After church, the parents and I went to grab a bite to eat. The manager of this particular restaurant makes about 50 homemade biscuits each Sunday for her staff. My parents know this particular secret after she offered them some of the extras. You should know my parents eat there at least every other day, so it's not strange. Mother fell in love with them. In her words, "They are to die for!!" Now, one would think she would moan about not being able to have any more of these because she, by GOD, isn't eating any flour. Even communion wafers. But, no.
As the server asked if we wanted anything else, she looked at me, then quickly turned her head and said, "Are there any biscuits left?" Yep, she did. And yes there were. Matter of fact, there were two. Notice I said "were." Because my mother proceeded to eat one and then take one HOME! Really? You pass up communion, but you're gonna eat a 4,000 calorie biscuit made of FLOUR?! Because we're not eating flour, dammit.

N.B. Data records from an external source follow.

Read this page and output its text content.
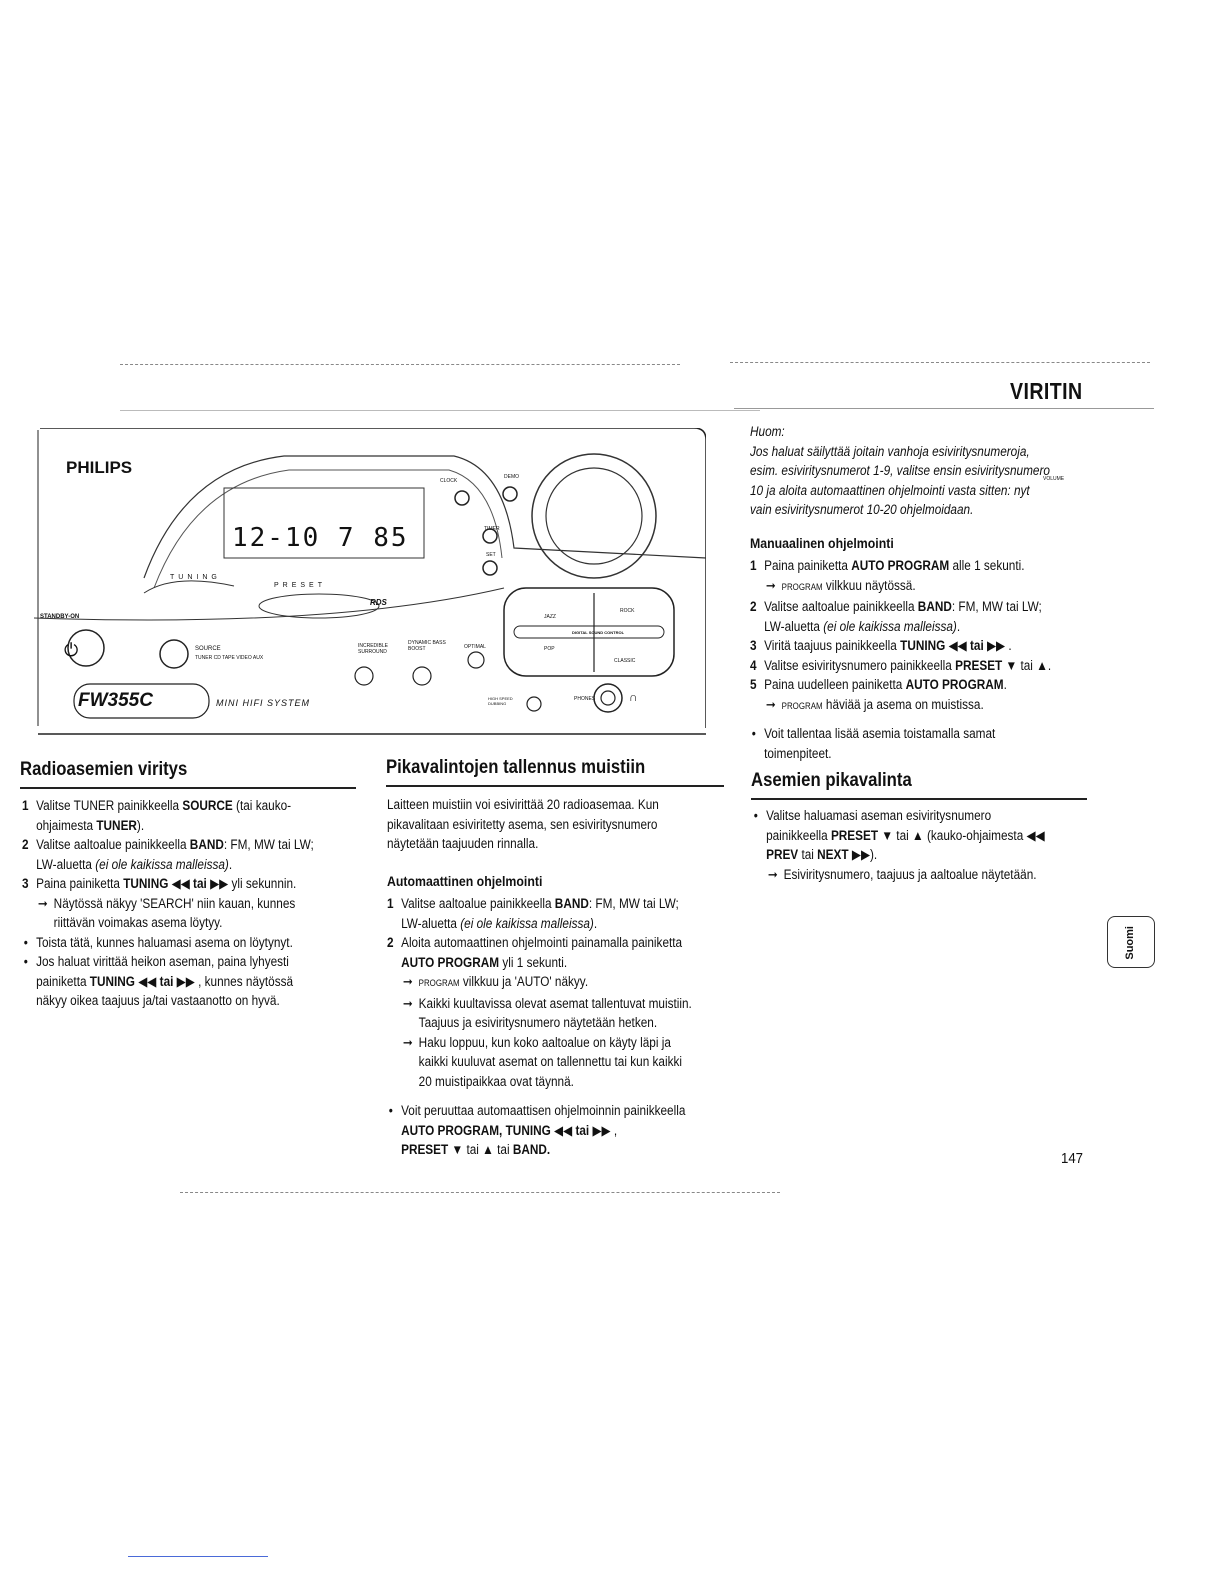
VIRITIN
PHILIPS
12-10 7 85
TUNING
PRESET
RDS
STANDBY-ON
⏻	SOURCE
TUNER CD TAPE VIDEO AUX
VOLUME
CLOCK
DEMO
TIMER
SET
INCREDIBLE SURROUND
DYNAMIC BASS BOOST	OPTIMAL
DIGITAL SOUND CONTROL
JAZZ
ROCK
POP
CLASSIC
FW355C	MINI HIFI SYSTEM	HIGH SPEED DUBBING
PHONES	∩
Radioasemien viritys
1 Valitse TUNER painikkeella SOURCE (tai kauko-
ohjaimesta TUNER).
2 Valitse aaltoalue painikkeella BAND: FM, MW tai LW;
LW-aluetta (ei ole kaikissa malleissa).
3 Paina painiketta TUNING ◀◀ tai ▶▶ yli sekunnin.
➞ Näytössä näkyy 'SEARCH' niin kauan, kunnes
riittävän voimakas asema löytyy.
• Toista tätä, kunnes haluamasi asema on löytynyt.
• Jos haluat virittää heikon aseman, paina lyhyesti
painiketta TUNING ◀◀ tai ▶▶ , kunnes näytössä
näkyy oikea taajuus ja/tai vastaanotto on hyvä.
Pikavalintojen tallennus muistiin
Laitteen muistiin voi esivirittää 20 radioasemaa. Kun
pikavalitaan esiviritetty asema, sen esiviritysnumero
näytetään taajuuden rinnalla.
Automaattinen ohjelmointi
1 Valitse aaltoalue painikkeella BAND: FM, MW tai LW;
LW-aluetta (ei ole kaikissa malleissa).
2 Aloita automaattinen ohjelmointi painamalla painiketta
AUTO PROGRAM yli 1 sekunti.
➞ PROGRAM vilkkuu ja 'AUTO' näkyy.
➞ Kaikki kuultavissa olevat asemat tallentuvat muistiin.
Taajuus ja esiviritysnumero näytetään hetken.
➞ Haku loppuu, kun koko aaltoalue on käyty läpi ja
kaikki kuuluvat asemat on tallennettu tai kun kaikki
20 muistipaikkaa ovat täynnä.
• Voit peruuttaa automaattisen ohjelmoinnin painikkeella
AUTO PROGRAM, TUNING ◀◀ tai ▶▶ ,
PRESET ▼ tai ▲ tai BAND.
Huom:
Jos haluat säilyttää joitain vanhoja esiviritysnumeroja,
esim. esiviritysnumerot 1-9, valitse ensin esiviritysnumero
10 ja aloita automaattinen ohjelmointi vasta sitten: nyt
vain esiviritysnumerot 10-20 ohjelmoidaan.
Manuaalinen ohjelmointi
1 Paina painiketta AUTO PROGRAM alle 1 sekunti.
➞ PROGRAM vilkkuu näytössä.
2 Valitse aaltoalue painikkeella BAND: FM, MW tai LW;
LW-aluetta (ei ole kaikissa malleissa).
3 Viritä taajuus painikkeella TUNING ◀◀ tai ▶▶ .
4 Valitse esiviritysnumero painikkeella PRESET ▼ tai ▲.
5 Paina uudelleen painiketta AUTO PROGRAM.
➞ PROGRAM häviää ja asema on muistissa.
• Voit tallentaa lisää asemia toistamalla samat
toimenpiteet.
Asemien pikavalinta
• Valitse haluamasi aseman esiviritysnumero
painikkeella PRESET ▼ tai ▲ (kauko-ohjaimesta ◀◀
PREV tai NEXT ▶▶).
➞ Esiviritysnumero, taajuus ja aaltoalue näytetään.
Suomi
147
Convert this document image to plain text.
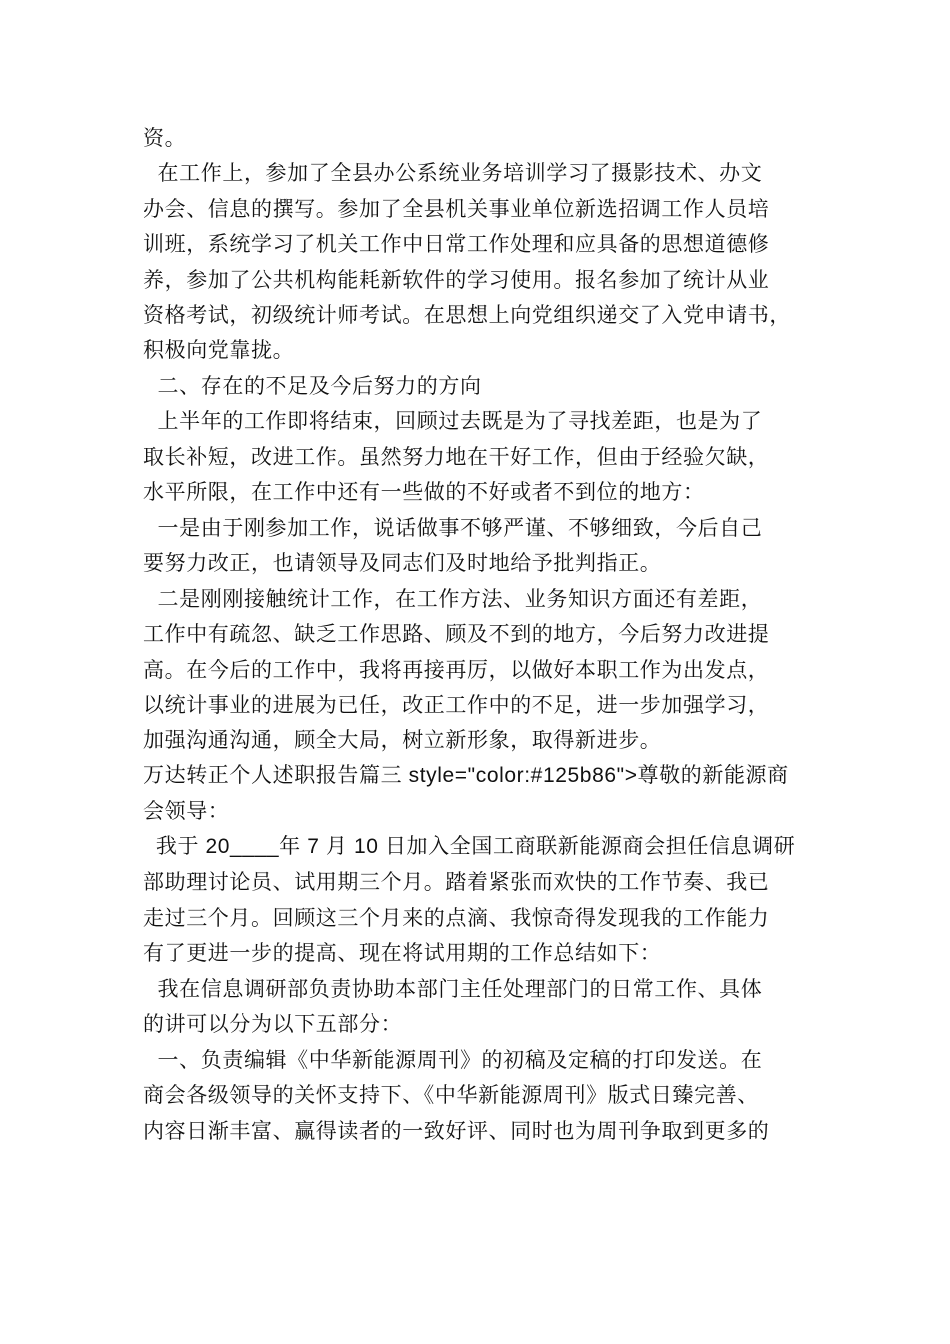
资。
在工作上，参加了全县办公系统业务培训学习了摄影技术、办文
办会、信息的撰写。参加了全县机关事业单位新选招调工作人员培
训班，系统学习了机关工作中日常工作处理和应具备的思想道德修
养，参加了公共机构能耗新软件的学习使用。报名参加了统计从业
资格考试，初级统计师考试。在思想上向党组织递交了入党申请书，
积极向党靠拢。
二、存在的不足及今后努力的方向
上半年的工作即将结束，回顾过去既是为了寻找差距，也是为了
取长补短，改进工作。虽然努力地在干好工作，但由于经验欠缺，
水平所限，在工作中还有一些做的不好或者不到位的地方：
一是由于刚参加工作，说话做事不够严谨、不够细致，今后自己
要努力改正，也请领导及同志们及时地给予批判指正。
二是刚刚接触统计工作，在工作方法、业务知识方面还有差距，
工作中有疏忽、缺乏工作思路、顾及不到的地方，今后努力改进提
高。在今后的工作中，我将再接再厉，以做好本职工作为出发点，
以统计事业的进展为已任，改正工作中的不足，进一步加强学习，
加强沟通沟通，顾全大局，树立新形象，取得新进步。
万达转正个人述职报告篇三 style="color:#125b86">尊敬的新能源商
会领导：
我于 20____年 7 月 10 日加入全国工商联新能源商会担任信息调研
部助理讨论员、试用期三个月。踏着紧张而欢快的工作节奏、我已
走过三个月。回顾这三个月来的点滴、我惊奇得发现我的工作能力
有了更进一步的提高、现在将试用期的工作总结如下：
我在信息调研部负责协助本部门主任处理部门的日常工作、具体
的讲可以分为以下五部分：
一、负责编辑《中华新能源周刊》的初稿及定稿的打印发送。在
商会各级领导的关怀支持下、《中华新能源周刊》版式日臻完善、
内容日渐丰富、赢得读者的一致好评、同时也为周刊争取到更多的
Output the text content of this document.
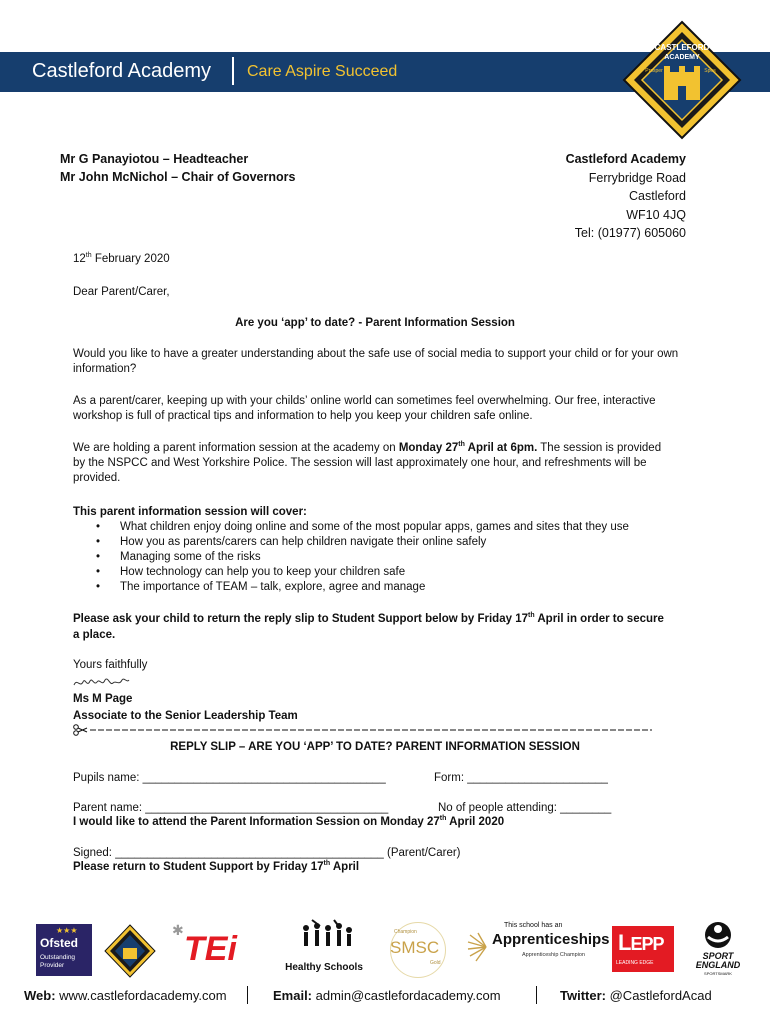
Castleford Academy Care Aspire Succeed
CASTLEFORD
ACADEMY
Prosper	Spes
Mr G Panayiotou – Headteacher
Mr John McNichol – Chair of Governors
Castleford Academy
Ferrybridge Road
Castleford
WF10 4JQ
Tel: (01977) 605060
12th February 2020
Dear Parent/Carer,
Are you ‘app’ to date? - Parent Information Session
Would you like to have a greater understanding about the safe use of social media to support your child or for your own information?
As a parent/carer, keeping up with your childs’ online world can sometimes feel overwhelming. Our free, interactive workshop is full of practical tips and information to help you keep your children safe online.
We are holding a parent information session at the academy on Monday 27th April at 6pm. The session is provided by the NSPCC and West Yorkshire Police. The session will last approximately one hour, and refreshments will be provided.
This parent information session will cover:
• What children enjoy doing online and some of the most popular apps, games and sites that they use
• How you as parents/carers can help children navigate their online safely
• Managing some of the risks
• How technology can help you to keep your children safe
• The importance of TEAM – talk, explore, agree and manage
Please ask your child to return the reply slip to Student Support below by Friday 17th April in order to secure a place.
Yours faithfully
Ms M Page
Associate to the Senior Leadership Team
REPLY SLIP – ARE YOU ‘APP’ TO DATE? PARENT INFORMATION SESSION
Pupils name: ______________________________________	Form: ______________________
Parent name: ______________________________________	No of people attending: ________
I would like to attend the Parent Information Session on Monday 27th April 2020
Signed: __________________________________________ (Parent/Carer)
Please return to Student Support by Friday 17th April
Ofsted
Outstanding
Provider
★★★	✱ TEi	Healthy Schools
Champion
SMSC
Gold
This school has an
Apprenticeships
Apprenticeship Champion LEPP
LEADING EDGE
SPORT
ENGLAND
SPORTSMARK
Web: www.castlefordacademy.com	Email: admin@castlefordacademy.com	Twitter: @CastlefordAcad
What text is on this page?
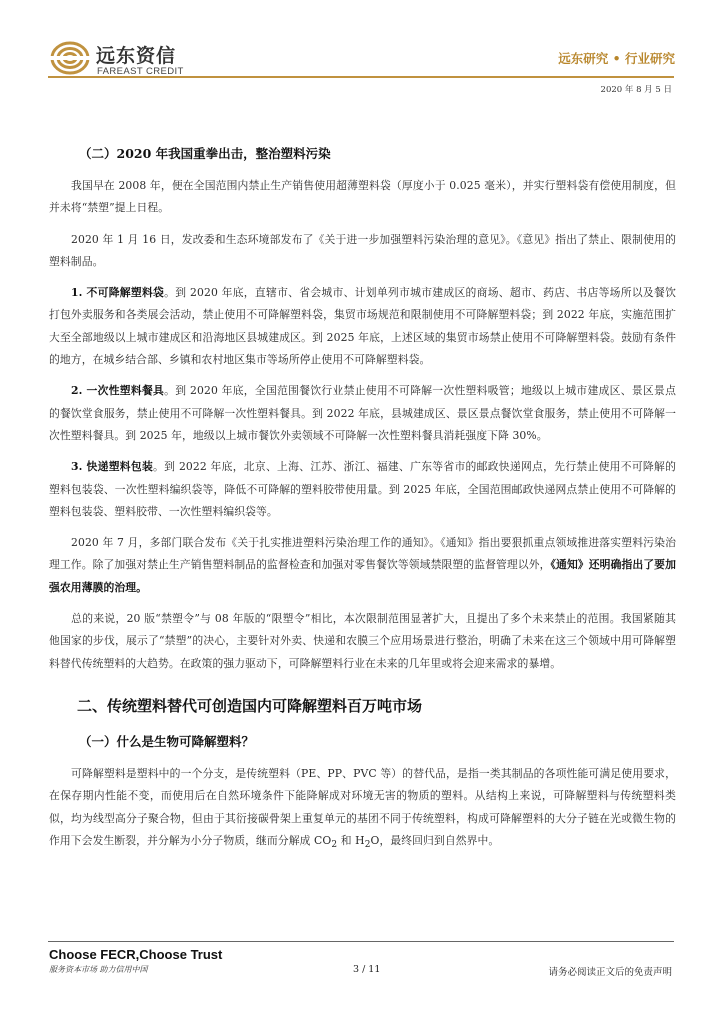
远东资信
FAREAST CREDIT
远东研究 • 行业研究
2020 年 8 月 5 日
（二）2020 年我国重拳出击，整治塑料污染

我国早在 2008 年，便在全国范围内禁止生产销售使用超薄塑料袋（厚度小于 0.025 毫米），并实行塑料袋有偿使用制度，但并未将“禁塑”提上日程。

2020 年 1 月 16 日，发改委和生态环境部发布了《关于进一步加强塑料污染治理的意见》。《意见》指出了禁止、限制使用的塑料制品。

1. 不可降解塑料袋。到 2020 年底，直辖市、省会城市、计划单列市城市建成区的商场、超市、药店、书店等场所以及餐饮打包外卖服务和各类展会活动，禁止使用不可降解塑料袋，集贸市场规范和限制使用不可降解塑料袋；到 2022 年底，实施范围扩大至全部地级以上城市建成区和沿海地区县城建成区。到 2025 年底，上述区域的集贸市场禁止使用不可降解塑料袋。鼓励有条件的地方，在城乡结合部、乡镇和农村地区集市等场所停止使用不可降解塑料袋。

2. 一次性塑料餐具。到 2020 年底，全国范围餐饮行业禁止使用不可降解一次性塑料吸管；地级以上城市建成区、景区景点的餐饮堂食服务，禁止使用不可降解一次性塑料餐具。到 2022 年底，县城建成区、景区景点餐饮堂食服务，禁止使用不可降解一次性塑料餐具。到 2025 年，地级以上城市餐饮外卖领域不可降解一次性塑料餐具消耗强度下降 30%。

3. 快递塑料包装。到 2022 年底，北京、上海、江苏、浙江、福建、广东等省市的邮政快递网点，先行禁止使用不可降解的塑料包装袋、一次性塑料编织袋等，降低不可降解的塑料胶带使用量。到 2025 年底，全国范围邮政快递网点禁止使用不可降解的塑料包装袋、塑料胶带、一次性塑料编织袋等。

2020 年 7 月，多部门联合发布《关于扎实推进塑料污染治理工作的通知》。《通知》指出要狠抓重点领域推进落实塑料污染治理工作。除了加强对禁止生产销售塑料制品的监督检查和加强对零售餐饮等领域禁限塑的监督管理以外，《通知》还明确指出了要加强农用薄膜的治理。

总的来说，20 版“禁塑令”与 08 年版的“限塑令”相比，本次限制范围显著扩大，且提出了多个未来禁止的范围。我国紧随其他国家的步伐，展示了“禁塑”的决心，主要针对外卖、快递和农膜三个应用场景进行整治，明确了未来在这三个领域中用可降解塑料替代传统塑料的大趋势。在政策的强力驱动下，可降解塑料行业在未来的几年里或将会迎来需求的暴增。

二、传统塑料替代可创造国内可降解塑料百万吨市场
（一）什么是生物可降解塑料？

可降解塑料是塑料中的一个分支，是传统塑料（PE、PP、PVC 等）的替代品，是指一类其制品的各项性能可满足使用要求，在保存期内性能不变，而使用后在自然环境条件下能降解成对环境无害的物质的塑料。从结构上来说，可降解塑料与传统塑料类似，均为线型高分子聚合物，但由于其衍接碳骨架上重复单元的基团不同于传统塑料，构成可降解塑料的大分子链在光或微生物的作用下会发生断裂，并分解为小分子物质，继而分解成 $CO_2$ 和 $H_2O$，最终回归到自然界中。

Choose FECR,Choose Trust
服务资本市场 助力信用中国	3 / 11	请务必阅读正文后的免责声明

At this point, my not-so-public self took over and I began laughing....large guffaws...then...a very, very loud....SNORT! Yep, I snorted so loud that every table in our section looked at me. Then a server from another section came by and said, "Wow! I can never do that! How cute!" Um, no, not really.
The reason this was snort-worthy was because I get it. I know what it's like to swear up and down I'm going to not eat sugar or I'm going to start flossing my teeth every day. I've made those promises. What's hard is keeping them. I feel better after eating healthy and blah, blah, blah, but the euphoric sense I feel after a MochaNut Frappe ain't too damn bad either. (Have you had one? OMG! Mocha & Coconut & Whipped Cream!!!!) My mother is the same way, and, unfortunately, we are enablers for each other. Starbucks? Sure! McDonalds Frappe? Why not! We are certainly two peas in a pod...a sugary, flour-laden pod....with whipped cream.